The Callaway Corvette Z06.R is one of the most successful lines of racing cars to participate in the FIA GT3 European Championship Series. Considering they are competing against the world’s best manufactures like Audi, BMW, Porsche, Lamborghini, and Ferrari, that’s saying a lot.

While they have constructed race cars from scratch using carbon fiber technology for their own factory team Callaway Competition, they also used this lightweight material to build cars for race teams worldwide.

“The private professional teams are purchasing our product and engineering services to race. The reason we race is to support the customer. The only way to know how well the car performs and what improvements can be made is to walk in their shoes,” Zoner says.

On the pro side, Callaway races throughout Europe and has raced in the United States and other countries, winning multiple national and international championships.

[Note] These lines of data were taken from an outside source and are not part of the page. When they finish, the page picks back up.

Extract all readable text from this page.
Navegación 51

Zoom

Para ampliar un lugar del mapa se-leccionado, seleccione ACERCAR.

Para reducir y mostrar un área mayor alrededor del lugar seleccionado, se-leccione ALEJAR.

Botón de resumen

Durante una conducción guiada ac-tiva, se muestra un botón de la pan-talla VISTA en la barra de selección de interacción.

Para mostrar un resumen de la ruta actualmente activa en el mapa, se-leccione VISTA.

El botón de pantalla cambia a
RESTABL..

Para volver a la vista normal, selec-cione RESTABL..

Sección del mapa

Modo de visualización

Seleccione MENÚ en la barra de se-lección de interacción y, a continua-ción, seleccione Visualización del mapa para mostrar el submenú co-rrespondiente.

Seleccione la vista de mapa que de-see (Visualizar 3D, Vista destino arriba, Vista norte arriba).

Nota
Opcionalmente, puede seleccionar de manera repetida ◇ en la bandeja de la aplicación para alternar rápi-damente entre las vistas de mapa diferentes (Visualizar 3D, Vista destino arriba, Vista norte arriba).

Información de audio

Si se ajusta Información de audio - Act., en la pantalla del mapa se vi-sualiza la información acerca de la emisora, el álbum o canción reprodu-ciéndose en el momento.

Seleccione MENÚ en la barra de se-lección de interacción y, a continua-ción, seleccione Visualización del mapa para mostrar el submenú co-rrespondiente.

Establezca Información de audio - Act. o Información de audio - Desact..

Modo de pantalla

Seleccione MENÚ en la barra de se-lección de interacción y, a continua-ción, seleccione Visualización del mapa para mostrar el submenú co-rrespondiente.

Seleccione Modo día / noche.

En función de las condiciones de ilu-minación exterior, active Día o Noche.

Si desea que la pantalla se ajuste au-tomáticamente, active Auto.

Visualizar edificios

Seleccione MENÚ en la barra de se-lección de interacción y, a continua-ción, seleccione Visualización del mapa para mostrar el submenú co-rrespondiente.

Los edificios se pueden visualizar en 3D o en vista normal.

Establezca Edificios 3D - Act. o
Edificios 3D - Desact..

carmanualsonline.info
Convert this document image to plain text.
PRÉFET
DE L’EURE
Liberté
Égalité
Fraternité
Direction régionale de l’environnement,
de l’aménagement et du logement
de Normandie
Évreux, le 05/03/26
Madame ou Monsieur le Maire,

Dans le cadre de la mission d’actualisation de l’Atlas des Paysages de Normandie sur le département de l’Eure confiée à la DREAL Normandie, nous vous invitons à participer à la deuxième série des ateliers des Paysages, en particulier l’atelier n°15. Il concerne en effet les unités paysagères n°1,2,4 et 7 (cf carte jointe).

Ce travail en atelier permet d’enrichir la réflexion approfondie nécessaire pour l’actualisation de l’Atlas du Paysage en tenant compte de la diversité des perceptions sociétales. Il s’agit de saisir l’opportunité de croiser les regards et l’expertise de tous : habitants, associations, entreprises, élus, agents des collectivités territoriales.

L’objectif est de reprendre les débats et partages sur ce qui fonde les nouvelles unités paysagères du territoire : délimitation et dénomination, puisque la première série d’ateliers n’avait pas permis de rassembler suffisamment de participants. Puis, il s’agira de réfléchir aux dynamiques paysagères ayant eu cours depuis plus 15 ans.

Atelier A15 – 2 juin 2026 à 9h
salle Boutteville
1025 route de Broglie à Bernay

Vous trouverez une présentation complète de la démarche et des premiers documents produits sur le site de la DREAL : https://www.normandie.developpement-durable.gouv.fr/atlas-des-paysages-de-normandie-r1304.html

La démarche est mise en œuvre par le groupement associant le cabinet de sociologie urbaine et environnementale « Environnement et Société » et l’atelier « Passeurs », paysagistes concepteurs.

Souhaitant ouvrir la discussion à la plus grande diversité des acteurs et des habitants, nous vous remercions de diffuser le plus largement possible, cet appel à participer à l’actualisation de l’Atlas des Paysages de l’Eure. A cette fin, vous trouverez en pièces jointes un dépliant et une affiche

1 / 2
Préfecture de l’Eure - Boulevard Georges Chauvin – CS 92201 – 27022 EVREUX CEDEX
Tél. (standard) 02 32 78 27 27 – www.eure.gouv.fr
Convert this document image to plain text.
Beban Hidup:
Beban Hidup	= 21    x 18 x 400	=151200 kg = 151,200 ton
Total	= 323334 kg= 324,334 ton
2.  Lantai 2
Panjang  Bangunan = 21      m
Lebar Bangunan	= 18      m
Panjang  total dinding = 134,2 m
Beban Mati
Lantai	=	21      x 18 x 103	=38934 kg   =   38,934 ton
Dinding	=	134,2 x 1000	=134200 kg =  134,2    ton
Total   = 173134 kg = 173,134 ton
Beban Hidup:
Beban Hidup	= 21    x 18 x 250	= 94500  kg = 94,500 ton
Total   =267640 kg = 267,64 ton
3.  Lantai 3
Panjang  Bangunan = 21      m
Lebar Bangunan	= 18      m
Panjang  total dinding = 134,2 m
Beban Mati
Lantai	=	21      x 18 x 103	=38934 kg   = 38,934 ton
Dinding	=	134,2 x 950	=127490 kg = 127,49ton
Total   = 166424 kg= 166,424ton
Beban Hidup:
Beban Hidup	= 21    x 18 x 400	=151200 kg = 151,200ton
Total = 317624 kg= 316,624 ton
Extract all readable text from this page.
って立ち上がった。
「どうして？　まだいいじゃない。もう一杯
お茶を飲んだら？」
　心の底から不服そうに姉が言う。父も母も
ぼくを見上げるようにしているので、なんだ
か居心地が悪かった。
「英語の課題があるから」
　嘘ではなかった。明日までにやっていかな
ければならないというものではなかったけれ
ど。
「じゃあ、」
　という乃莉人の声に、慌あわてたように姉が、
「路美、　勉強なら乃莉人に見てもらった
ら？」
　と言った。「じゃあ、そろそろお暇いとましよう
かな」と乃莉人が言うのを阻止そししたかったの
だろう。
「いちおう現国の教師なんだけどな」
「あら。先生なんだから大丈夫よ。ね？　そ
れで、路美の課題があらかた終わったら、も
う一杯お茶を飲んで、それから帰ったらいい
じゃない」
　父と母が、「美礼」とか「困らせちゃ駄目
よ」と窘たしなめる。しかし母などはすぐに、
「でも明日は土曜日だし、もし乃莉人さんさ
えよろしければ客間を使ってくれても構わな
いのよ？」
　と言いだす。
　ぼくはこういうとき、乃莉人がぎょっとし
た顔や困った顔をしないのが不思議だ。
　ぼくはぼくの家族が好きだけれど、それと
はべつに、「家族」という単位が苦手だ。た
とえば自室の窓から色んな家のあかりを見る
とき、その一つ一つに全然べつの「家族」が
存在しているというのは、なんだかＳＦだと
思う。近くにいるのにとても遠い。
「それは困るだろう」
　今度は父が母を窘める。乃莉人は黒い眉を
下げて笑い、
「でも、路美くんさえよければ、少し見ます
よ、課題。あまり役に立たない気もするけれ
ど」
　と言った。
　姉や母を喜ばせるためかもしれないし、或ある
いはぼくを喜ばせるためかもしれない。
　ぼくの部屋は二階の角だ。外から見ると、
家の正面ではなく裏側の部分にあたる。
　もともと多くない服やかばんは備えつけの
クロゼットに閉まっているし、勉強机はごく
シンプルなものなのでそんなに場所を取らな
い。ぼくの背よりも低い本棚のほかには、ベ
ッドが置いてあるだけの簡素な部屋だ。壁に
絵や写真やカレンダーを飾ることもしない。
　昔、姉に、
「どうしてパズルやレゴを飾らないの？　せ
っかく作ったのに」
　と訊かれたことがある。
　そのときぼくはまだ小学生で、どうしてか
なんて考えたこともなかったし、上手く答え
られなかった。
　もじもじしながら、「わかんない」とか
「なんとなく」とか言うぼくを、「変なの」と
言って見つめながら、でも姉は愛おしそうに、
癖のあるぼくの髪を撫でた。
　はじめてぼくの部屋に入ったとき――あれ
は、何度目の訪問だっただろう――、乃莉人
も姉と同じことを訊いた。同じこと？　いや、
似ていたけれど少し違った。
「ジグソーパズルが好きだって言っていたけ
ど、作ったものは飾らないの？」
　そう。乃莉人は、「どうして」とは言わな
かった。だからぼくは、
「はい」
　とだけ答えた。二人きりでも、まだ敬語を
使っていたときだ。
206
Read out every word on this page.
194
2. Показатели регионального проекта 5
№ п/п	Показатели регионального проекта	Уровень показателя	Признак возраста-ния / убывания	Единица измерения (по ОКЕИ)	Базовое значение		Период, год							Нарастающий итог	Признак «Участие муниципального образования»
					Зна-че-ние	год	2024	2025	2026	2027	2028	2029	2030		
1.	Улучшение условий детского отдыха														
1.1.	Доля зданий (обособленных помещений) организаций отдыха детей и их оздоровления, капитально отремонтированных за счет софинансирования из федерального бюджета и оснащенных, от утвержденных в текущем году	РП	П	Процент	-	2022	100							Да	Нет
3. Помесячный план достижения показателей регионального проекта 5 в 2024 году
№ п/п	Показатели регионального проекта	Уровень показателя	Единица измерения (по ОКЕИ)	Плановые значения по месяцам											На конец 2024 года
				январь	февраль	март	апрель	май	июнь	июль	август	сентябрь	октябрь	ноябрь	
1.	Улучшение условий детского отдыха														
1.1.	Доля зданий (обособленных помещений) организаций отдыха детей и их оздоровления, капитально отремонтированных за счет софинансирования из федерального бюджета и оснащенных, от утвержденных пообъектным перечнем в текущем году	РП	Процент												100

On the consumer side, they provide experiences at Lime Rock in Connecticut where they go to the track with owners. Zoner has been a team manager and crew chief for some of  Callaway’s championship winning teams and is a champion amateur racer in his own right.

“Making the horsepower is the easy part. Any hot rod shop that can promote a big power number can do that. What really differentiates us is reliability. We stand behind what we do with a full warranty. Is the car powerful, reliable, drivable, and emission compliant; and can you make more than one in production with a complete dealer network that can support the consumer? That’s what we do. We create powerful, well-engineered automobiles,” says Zoner.